Acoustic emission testing has been used in structural integrity assessment — pressure vessels, weld inspection, aerospace components — since the 1960s. Its application to rotating machinery condition monitoring is more recent, and for most reliability engineers in heavy industry, it remains less familiar territory than vibration analysis or oil sampling. That's worth correcting, because AE is genuinely one of the earlier-detecting technologies available for bearing and gear defects, and the barrier to understanding it is lower than it might appear.
This article covers the physics, the practical deployment realities, and what AE can and cannot detect. No lab equipment required — this is written for the reliability engineer deciding whether to add AE to their condition monitoring toolkit, not for the NDT specialist.

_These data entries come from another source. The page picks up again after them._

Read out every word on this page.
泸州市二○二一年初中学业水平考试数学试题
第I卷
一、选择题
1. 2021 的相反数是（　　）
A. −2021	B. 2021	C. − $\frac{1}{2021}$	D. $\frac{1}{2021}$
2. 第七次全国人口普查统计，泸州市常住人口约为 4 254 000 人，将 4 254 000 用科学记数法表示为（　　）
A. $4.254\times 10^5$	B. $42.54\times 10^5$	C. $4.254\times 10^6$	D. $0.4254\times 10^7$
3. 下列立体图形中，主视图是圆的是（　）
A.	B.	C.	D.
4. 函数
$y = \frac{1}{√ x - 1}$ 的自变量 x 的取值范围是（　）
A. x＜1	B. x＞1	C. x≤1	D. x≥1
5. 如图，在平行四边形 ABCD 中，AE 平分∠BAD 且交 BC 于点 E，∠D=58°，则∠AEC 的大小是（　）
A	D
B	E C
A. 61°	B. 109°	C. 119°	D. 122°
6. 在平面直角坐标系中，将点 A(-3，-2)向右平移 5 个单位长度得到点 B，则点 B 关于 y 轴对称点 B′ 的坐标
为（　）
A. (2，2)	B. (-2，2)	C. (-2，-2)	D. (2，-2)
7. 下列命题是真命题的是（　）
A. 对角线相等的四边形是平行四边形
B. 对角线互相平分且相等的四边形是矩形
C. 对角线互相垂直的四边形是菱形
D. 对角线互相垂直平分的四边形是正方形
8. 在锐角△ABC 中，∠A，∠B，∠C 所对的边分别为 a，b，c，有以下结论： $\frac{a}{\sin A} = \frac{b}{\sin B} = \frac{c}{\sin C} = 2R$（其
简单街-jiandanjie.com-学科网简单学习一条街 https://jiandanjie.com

What Acoustic Emission Actually Is
When material undergoes rapid localized stress release — a crack propagating, a contact fatigue spall initiating, metal-to-metal asperity contact under inadequate lubrication — it releases energy in the form of elastic stress waves. These waves propagate through the material at the speed of sound and can be detected at the component surface by a sensor sensitive to the appropriate frequency range.
The critical distinction from vibration analysis is the frequency range. Standard vibration accelerometers operate from roughly 10 Hz to 10–20 kHz. Acoustic emission sensors operate from 100 kHz to 1 MHz or higher. This difference in frequency range is not incidental — it determines what physical phenomena each technology can detect.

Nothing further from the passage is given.